The first flow used for evaluation of the PPF and SSQ values used for polyclonal filtering.

[12]

--mixed-last-flow Integer

The last flow used for evaluation of the PPF and SSQ values used for polyclonal filtering.

[72]



Modifying read-filtering options for Ion Proton full-chip analysis (unsupported)
Icon
Important: Modification to the Ion Proton read-filtering options can result in irrecoverable loss of data. These modifications are unsupported and are for advanced users only.

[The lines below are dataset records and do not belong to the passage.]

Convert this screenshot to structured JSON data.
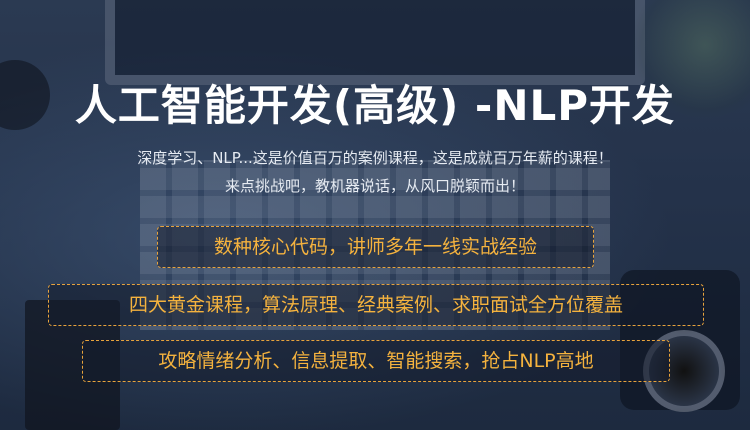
{
  "headline": "人工智能开发(高级) -NLP开发",
  "subtitle_lines": [
    "深度学习、NLP...这是价值百万的案例课程，这是成就百万年薪的课程！",
    "来点挑战吧，教机器说话，从风口脱颖而出！"
  ],
  "features": [
    "数种核心代码，讲师多年一线实战经验",
    "四大黄金课程，算法原理、经典案例、求职面试全方位覆盖",
    "攻略情绪分析、信息提取、智能搜索，抢占NLP高地"
  ],
  "colors": {
    "background": "#24324a",
    "headline": "#ffffff",
    "accent": "#f4b23e",
    "border": "#e8a33c"
  }
}
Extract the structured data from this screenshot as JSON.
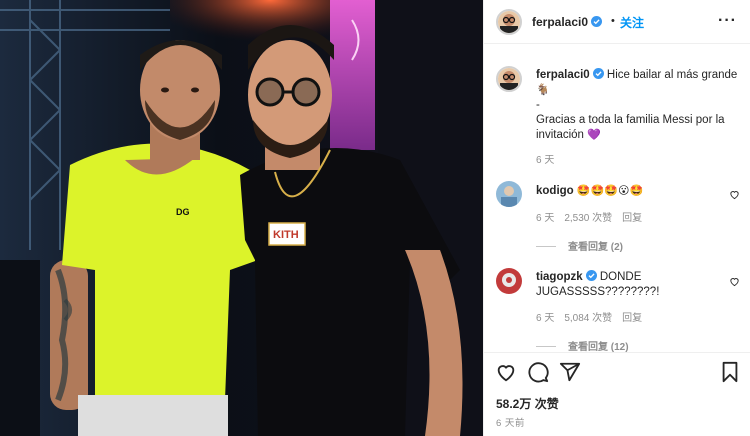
{
  "header": {
    "username": "ferpalaci0",
    "follow_label": "关注",
    "separator": "•",
    "more_label": "···"
  },
  "caption": {
    "username": "ferpalaci0",
    "line1": "Hice bailar al más grande",
    "line1_emoji": "🐐",
    "line2": "-",
    "line3": "Gracias a toda la familia Messi por la invitación",
    "line3_emoji": "💜",
    "time": "6 天"
  },
  "comments": [
    {
      "username": "kodigo",
      "text": "🤩🤩🤩😮🤩",
      "time": "6 天",
      "likes": "2,530 次赞",
      "reply": "回复",
      "view_replies": "查看回复 (2)"
    },
    {
      "username": "tiagopzk",
      "text": "DONDE JUGASSSSS????????!",
      "time": "6 天",
      "likes": "5,084 次赞",
      "reply": "回复",
      "view_replies": "查看回复 (12)"
    }
  ],
  "actions": {
    "icons": [
      "heart-icon",
      "comment-icon",
      "share-icon",
      "bookmark-icon"
    ],
    "likes_count": "58.2万 次赞",
    "posted_time": "6 天前"
  },
  "photo": {
    "tshirt_text_left": "DG",
    "tshirt_text_right": "KITH"
  },
  "colors": {
    "accent": "#0095f6",
    "verified": "#3897f0",
    "secondary_text": "#8e8e8e",
    "neon_shirt": "#dcf32a",
    "stage_pink": "#d84ec6"
  }
}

As explained above, there is only one opportunity to perform the Signal Processing analysis for Ion Proton full-chip runs, as the required input data is automatically deleted once successfully processed. Any attempt to change the defaults is inherently risky. If something goes wrong due to non-default settings, there is no opportunity to reanalyze and the resulting data may be compromised or lost entirely. Usage of non-default options for Ion Proton full-chip Signal Processing is unsupported and is at the users own risk. It is recommended that users test settings carefully on Ion Proton thumbnails first and proceed with caution.

The default analysis options for all chip types are accessible via the Admin Interface in the Configure tab of Torrent Browser. After logging in to the Admin Interface, click on Analysis Args , which opens a list of chip-specific defaults. Click on default_P1.1.17 to open the P1 default settings. At this point, the options described above can be set in the entries Default Analysis args and Default Basecaller args for full-chip runs, and in the entries Default Thumbnail Analysis args and Default Thumbnail Basecaller args for thumbnail runs. Take great care to avoid typos. Incorrect settings at this point may lead to loss of full-chip runs. When complete, click on the Save button in the lower-right corner.

Note that when your Torrent Suite Software is updated, these chip-specific defaults are reset to defaults and any user-applied changes will be lost. So it is recommended that details of any user customizations be saved outside of Torrent Suite Software, and after an update, any re-application of custom settings should be tested to make sure the previous customizations still work with the updated software.